Valeram-me as amizades colegiais, e um condiscípulo investigador, depois de
algumas pesquisas fora da convivência dos colegas, soprou-me segredadamente: “Tico
é um convite... E quando ouvires, responde taco...” Corei diante da revelação e
maldei de tudo. O meu primeiro impulso foi abandonar o meu caminho habitual
para me furtar às seduções de Almira...
— Que
belo nome, e lendário!
— Tive,
porém, de ceder à contingência dos fatos. Não era possível andar por outras
ruas sem alongar o meu viático, diante do que desisti da ideia e afrontei a
tentação. Com o tempo fui cedendo. E, um belo dia, como se diz lá fora,
escorreguei... “Tico!”, disse-me ela, e eu lhe opus murmuradamente quase: “Taco!”

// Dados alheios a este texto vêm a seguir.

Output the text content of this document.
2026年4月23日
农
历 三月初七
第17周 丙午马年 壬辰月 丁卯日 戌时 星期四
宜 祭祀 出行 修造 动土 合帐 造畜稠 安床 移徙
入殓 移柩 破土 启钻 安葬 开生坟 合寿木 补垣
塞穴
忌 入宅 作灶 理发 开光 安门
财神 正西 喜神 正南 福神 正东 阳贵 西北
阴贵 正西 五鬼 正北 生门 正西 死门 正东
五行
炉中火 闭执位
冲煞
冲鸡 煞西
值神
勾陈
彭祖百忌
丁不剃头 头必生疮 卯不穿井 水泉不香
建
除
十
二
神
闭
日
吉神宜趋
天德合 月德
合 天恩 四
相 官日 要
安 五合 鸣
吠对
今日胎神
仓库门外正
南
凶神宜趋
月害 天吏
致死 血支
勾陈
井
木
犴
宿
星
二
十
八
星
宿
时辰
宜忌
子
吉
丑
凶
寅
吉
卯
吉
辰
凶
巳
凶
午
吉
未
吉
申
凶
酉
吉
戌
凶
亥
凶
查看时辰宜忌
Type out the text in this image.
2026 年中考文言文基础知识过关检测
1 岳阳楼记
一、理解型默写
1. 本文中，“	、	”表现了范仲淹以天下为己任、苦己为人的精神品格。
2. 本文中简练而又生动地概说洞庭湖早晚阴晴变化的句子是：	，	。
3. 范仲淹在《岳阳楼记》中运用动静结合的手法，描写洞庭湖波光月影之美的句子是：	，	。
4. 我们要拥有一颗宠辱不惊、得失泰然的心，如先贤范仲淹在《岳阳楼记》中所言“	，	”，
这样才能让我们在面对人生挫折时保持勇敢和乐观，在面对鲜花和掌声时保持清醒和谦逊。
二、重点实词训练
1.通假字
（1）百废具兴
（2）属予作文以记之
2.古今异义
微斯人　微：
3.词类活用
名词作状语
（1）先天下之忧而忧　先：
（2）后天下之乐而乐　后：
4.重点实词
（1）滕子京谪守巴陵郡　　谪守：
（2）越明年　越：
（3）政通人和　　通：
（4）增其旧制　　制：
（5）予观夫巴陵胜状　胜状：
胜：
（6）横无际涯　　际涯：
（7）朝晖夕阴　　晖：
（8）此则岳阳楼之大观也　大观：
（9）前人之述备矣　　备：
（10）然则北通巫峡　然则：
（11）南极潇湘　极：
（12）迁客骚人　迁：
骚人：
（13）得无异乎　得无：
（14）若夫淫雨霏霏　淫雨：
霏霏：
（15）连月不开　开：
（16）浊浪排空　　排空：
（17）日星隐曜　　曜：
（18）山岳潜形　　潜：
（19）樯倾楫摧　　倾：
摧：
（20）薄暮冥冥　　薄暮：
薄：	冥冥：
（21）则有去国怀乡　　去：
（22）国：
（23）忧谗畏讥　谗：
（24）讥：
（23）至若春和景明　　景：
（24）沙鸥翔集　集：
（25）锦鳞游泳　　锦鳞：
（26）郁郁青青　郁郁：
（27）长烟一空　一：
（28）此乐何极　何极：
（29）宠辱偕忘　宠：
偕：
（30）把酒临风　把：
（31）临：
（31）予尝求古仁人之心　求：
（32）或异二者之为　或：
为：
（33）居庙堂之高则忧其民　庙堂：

Em resposta, ouvi: “Amanhã!” Que noite, Frei Patrício! Se há caldeiras para
queimar almas, nós as experimentamos quando fazemos a espera de alguma coisa.
Não dormi, confesso. E, para encurtar as razões, só acordei, efetivamente,
quando, advertido por ela de que lá iria chegar o seu homem, me vi escondido
por detrás e entre panos e panos de sacos vazios. Desse esconderijo ouvi as
suspeitas do esposo aparecido, suspeitas que cresceram e motivaram uma busca
nos panos que me ocultavam. Que criatura perversa! Foi às bastonadas, meu
Reverendo, que o bisonho animal me arrancou de debaixo das pilhas de sacos, às
bastonadas, Frei Patrício...
— Ah!...
ah!... ah!... ah!
— Não
rias, Irmão!
— Não te
zangues, Frei Tomásio. Não me posso conter... A tua história é alegre... Ah!...
ah!... ah!... ah!...
— Nem sei
como de maus tratos não me acabaram naquela hora furiosa... E quanto tempo me
esbarrei inutilizado sobre o leito... nem me lembro mais!
— Pudera!...
Ah! ah! ah! ah!...
— Aliás,
não foi tudo, pois que, tempos depois, restabelecido já, e voltando aos
cruzeiros dos meus estudos, a demônia me repetia: “Taco?”... e eu a repelia
instintivamente... “Nem tico, nem taco... nem lá dentro do teu saco...”
— É boa,
é boa!... Ah!... ah!... ah!... ah!...
— Em
seguida...
— Sim...
—...
senti-me humilhado, porque, por toda a parte, a mofa dos conhecidos me
estigmatizava com o escândalo, e sofri, abrasadoramente. Ninita, escandalizada
com a minha queda, definiu-se por outro, que a recebeu como esposa perante
Deus! Por tudo isto, tive nojo de mim mesmo... O mundo era um tédio... Então
pensei no vício...
— Misericórdia!
— Mas,
não era?... Para abafar uma miséria moral, só outra maior... ou o passo que
dei...
***
A brônzea sineta da confraria, não se
retendo na missão avisadora, chamava a Ordem para a humilde refeição da noite.
E
quando Frei Patrício chegou ao salão, na companhia de Frei Tomásio, já se liam,
enfaticamente, as consoantes orações da hora.